The settlement of a class action against the National Australia Bank relating to the bank's heavy losses over toxic subprime home loans in the United States sends an important message to corporations, says the law firm that led the case against the NAB.
NAB said on Friday that it would pay $85 million to settle the action taken against it by about 15,000 shareholders, pending court approval.
Law firm Maurice Blackburn said the settlement amount was $115 million, inclusive of interest and costs.
Maurice Blackburn principal Jacob Varghese said it was a very significant settlement.
"It's the biggest company in Australian history to pay a class action settlement of this size: over $100 million," he told reporters on Friday.
"In that sense, we think it sends a message to all Australian companies, no matter how big they are, that they do have an obligation to keep their shareholders informed of important material information, and that shareholders are willing and able to seek compensation where something goes wrong."
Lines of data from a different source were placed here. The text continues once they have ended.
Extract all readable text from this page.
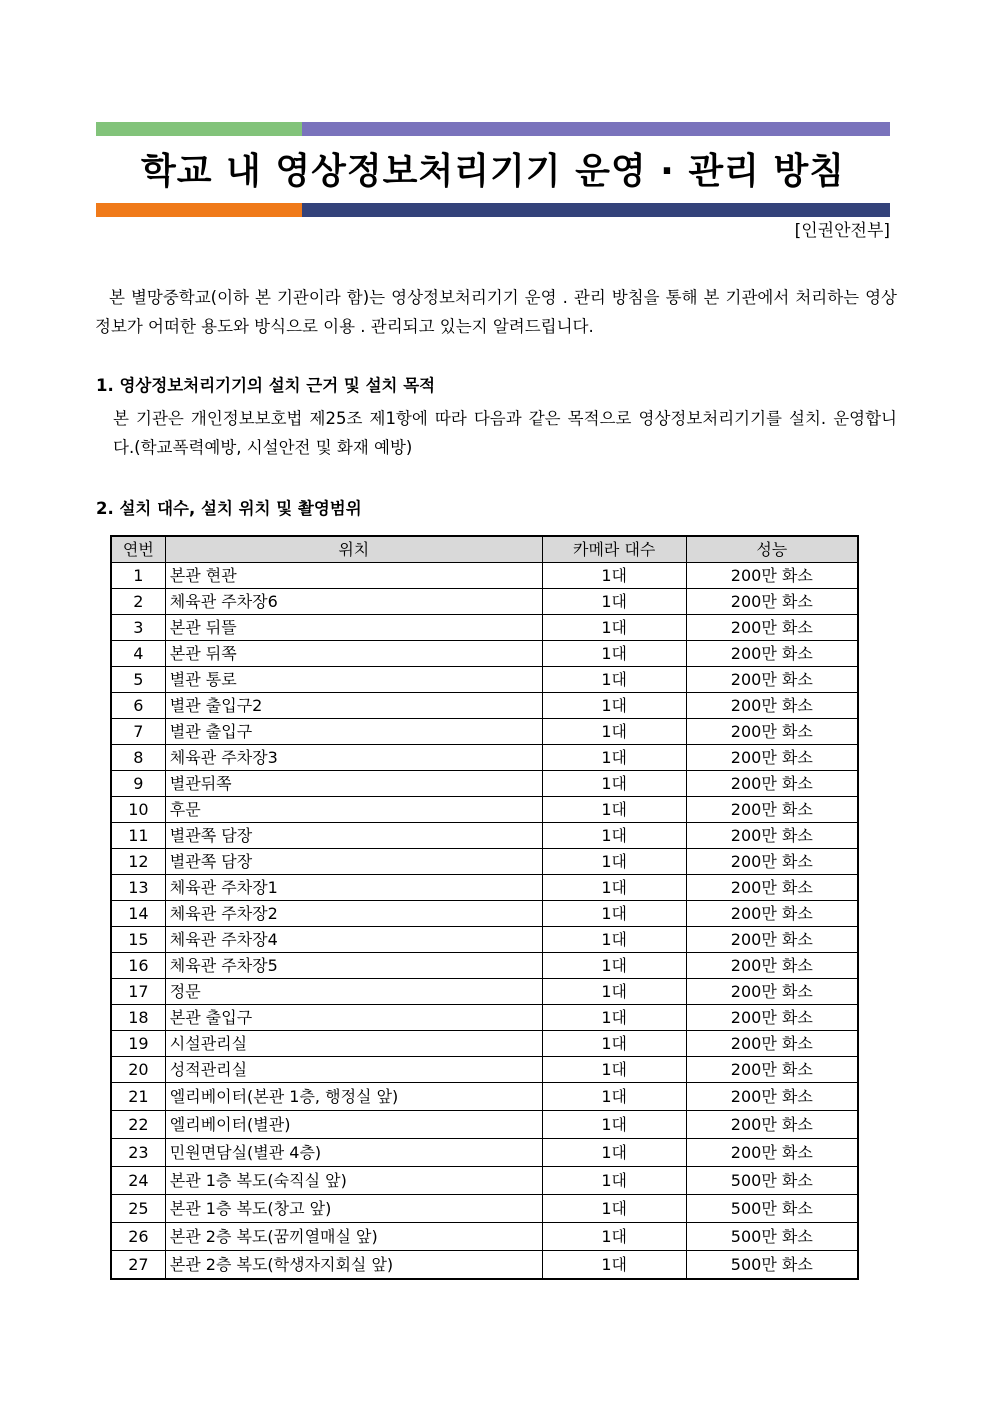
학교 내 영상정보처리기기 운영 · 관리 방침
[인권안전부]
본 별망중학교(이하 본 기관이라 함)는 영상정보처리기기 운영 . 관리 방침을 통해 본 기관에서 처리하는 영상정보가 어떠한 용도와 방식으로 이용 . 관리되고 있는지 알려드립니다.
1. 영상정보처리기기의 설치 근거 및 설치 목적
본 기관은 개인정보보호법 제25조 제1항에 따라 다음과 같은 목적으로 영상정보처리기기를 설치. 운영합니다.(학교폭력예방, 시설안전 및 화재 예방)
2. 설치 대수, 설치 위치 및 촬영범위
연번	위치	카메라 대수	성능
1	본관 현관	1대	200만 화소
2	체육관 주차장6	1대	200만 화소
3	본관 뒤뜰	1대	200만 화소
4	본관 뒤쪽	1대	200만 화소
5	별관 통로	1대	200만 화소
6	별관 출입구2	1대	200만 화소
7	별관 출입구	1대	200만 화소
8	체육관 주차장3	1대	200만 화소
9	별관뒤쪽	1대	200만 화소
10	후문	1대	200만 화소
11	별관쪽 담장	1대	200만 화소
12	별관쪽 담장	1대	200만 화소
13	체육관 주차장1	1대	200만 화소
14	체육관 주차장2	1대	200만 화소
15	체육관 주차장4	1대	200만 화소
16	체육관 주차장5	1대	200만 화소
17	정문	1대	200만 화소
18	본관 출입구	1대	200만 화소
19	시설관리실	1대	200만 화소
20	성적관리실	1대	200만 화소
21	엘리베이터(본관 1층, 행정실 앞)	1대	200만 화소
22	엘리베이터(별관)	1대	200만 화소
23	민원면담실(별관 4층)	1대	200만 화소
24	본관 1층 복도(숙직실 앞)	1대	500만 화소
25	본관 1층 복도(창고 앞)	1대	500만 화소
26	본관 2층 복도(꿈끼열매실 앞)	1대	500만 화소
27	본관 2층 복도(학생자지회실 앞)	1대	500만 화소
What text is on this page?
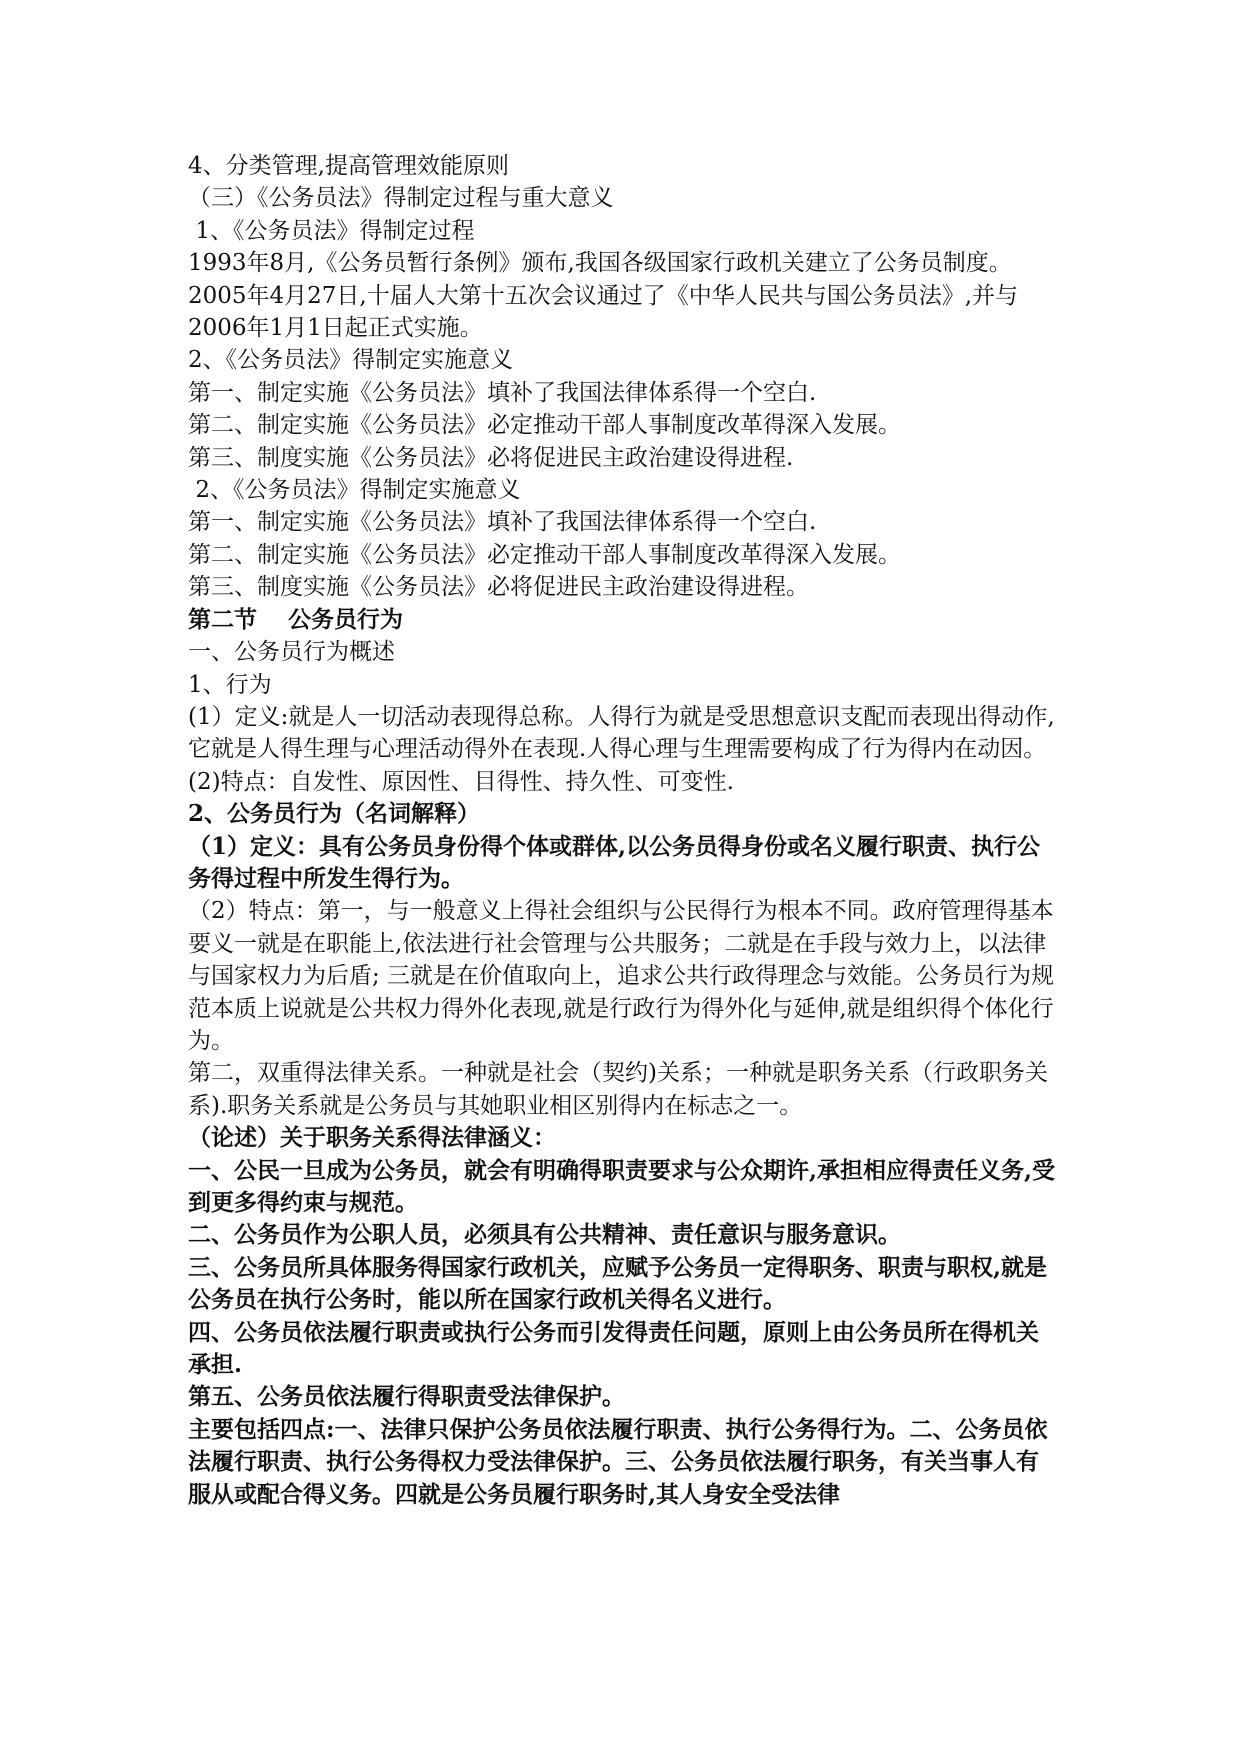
4、分类管理,提高管理效能原则

（三）《公务员法》得制定过程与重大意义

1、《公务员法》得制定过程

1993年8月,《公务员暂行条例》颁布,我国各级国家行政机关建立了公务员制度。

2005年4月27日,十届人大第十五次会议通过了《中华人民共与国公务员法》,并与2006年1月1日起正式实施。

2、《公务员法》得制定实施意义

第一、制定实施《公务员法》填补了我国法律体系得一个空白.

第二、制定实施《公务员法》必定推动干部人事制度改革得深入发展。

第三、制度实施《公务员法》必将促进民主政治建设得进程.

2、《公务员法》得制定实施意义

第一、制定实施《公务员法》填补了我国法律体系得一个空白.

第二、制定实施《公务员法》必定推动干部人事制度改革得深入发展。

第三、制度实施《公务员法》必将促进民主政治建设得进程。

第二节　 公务员行为

一、公务员行为概述

1、行为

(1）定义:就是人一切活动表现得总称。人得行为就是受思想意识支配而表现出得动作,它就是人得生理与心理活动得外在表现.人得心理与生理需要构成了行为得内在动因。

(2)特点：自发性、原因性、目得性、持久性、可变性.

2、公务员行为（名词解释）

（1）定义：具有公务员身份得个体或群体,以公务员得身份或名义履行职责、执行公务得过程中所发生得行为。

（2）特点：第一，与一般意义上得社会组织与公民得行为根本不同。政府管理得基本要义一就是在职能上,依法进行社会管理与公共服务；二就是在手段与效力上，以法律与国家权力为后盾; 三就是在价值取向上，追求公共行政得理念与效能。公务员行为规范本质上说就是公共权力得外化表现,就是行政行为得外化与延伸,就是组织得个体化行为。

第二，双重得法律关系。一种就是社会（契约)关系；一种就是职务关系（行政职务关系).职务关系就是公务员与其她职业相区别得内在标志之一。

（论述）关于职务关系得法律涵义：

一、公民一旦成为公务员，就会有明确得职责要求与公众期许,承担相应得责任义务,受到更多得约束与规范。

二、公务员作为公职人员，必须具有公共精神、责任意识与服务意识。

三、公务员所具体服务得国家行政机关，应赋予公务员一定得职务、职责与职权,就是公务员在执行公务时，能以所在国家行政机关得名义进行。

四、公务员依法履行职责或执行公务而引发得责任问题，原则上由公务员所在得机关承担.

第五、公务员依法履行得职责受法律保护。

主要包括四点:一、法律只保护公务员依法履行职责、执行公务得行为。二、公务员依法履行职责、执行公务得权力受法律保护。三、公务员依法履行职务，有关当事人有服从或配合得义务。四就是公务员履行职务时,其人身安全受法律
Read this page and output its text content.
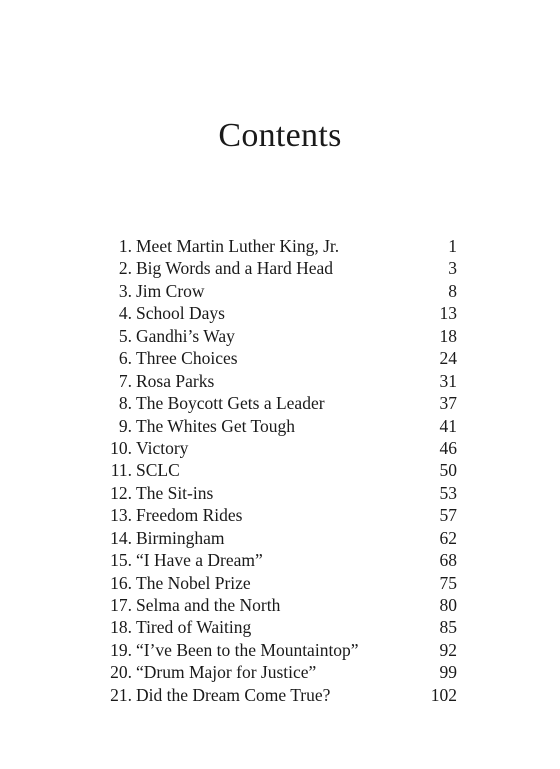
Contents
1. Meet Martin Luther King, Jr.	1
2. Big Words and a Hard Head	3
3. Jim Crow	8
4. School Days	13
5. Gandhi’s Way	18
6. Three Choices	24
7. Rosa Parks	31
8. The Boycott Gets a Leader	37
9. The Whites Get Tough	41
10. Victory	46
11. SCLC	50
12. The Sit-ins	53
13. Freedom Rides	57
14. Birmingham	62
15. “I Have a Dream”	68
16. The Nobel Prize	75
17. Selma and the North	80
18. Tired of Waiting	85
19. “I’ve Been to the Mountaintop”	92
20. “Drum Major for Justice”	99
21. Did the Dream Come True?	102
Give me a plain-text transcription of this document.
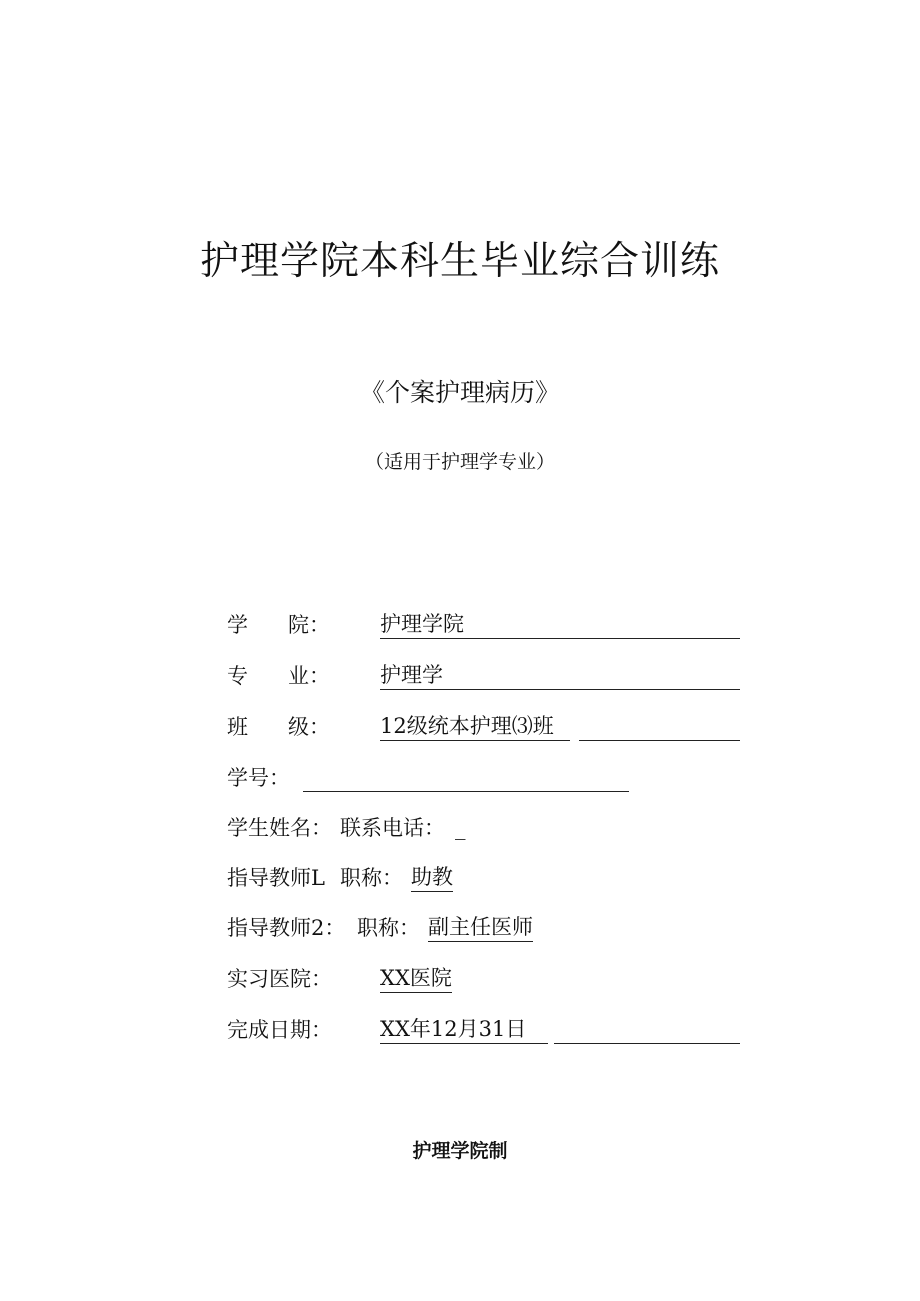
护理学院本科生毕业综合训练
《个案护理病历》
（适用于护理学专业）
学      院： 护理学院
专      业： 护理学
班      级： 12级统本护理⑶班
学号：
学生姓名： 联系电话： _
指导教师L 职称： 助教
指导教师2： 职称： 副主任医师
实习医院： XX医院
完成日期： XX年12月31日
护理学院制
NAB shareholders were seeking damages after a sharp fall in the bank's share price in July, 2008.
In 2006, NAB had bought $A1.2 billion of collateralised debt obligations (CDOs) that were heavily exposed to the US subprime residential mortgage market which became toxic debt in 2007 and early 2008, according to Maurice Blackburn.
NAB first made a $181 million provision for the CDO exposure in May 2008, then increased it to $1.1 billion two months later, sending the company's share price plunging by nearly $6.00.
The NAB shareholders taking action against the bank claimed that NAB knew, or should have known, that it would suffer material losses on its CDO portfolio by at least as early as January 1, 2008.
They also claimed that NAB should have shared the information with shareholders.
NAB said on Friday that the settlement did not indicate an admission of liability by the bank and that the settlement was purely a commercial decision.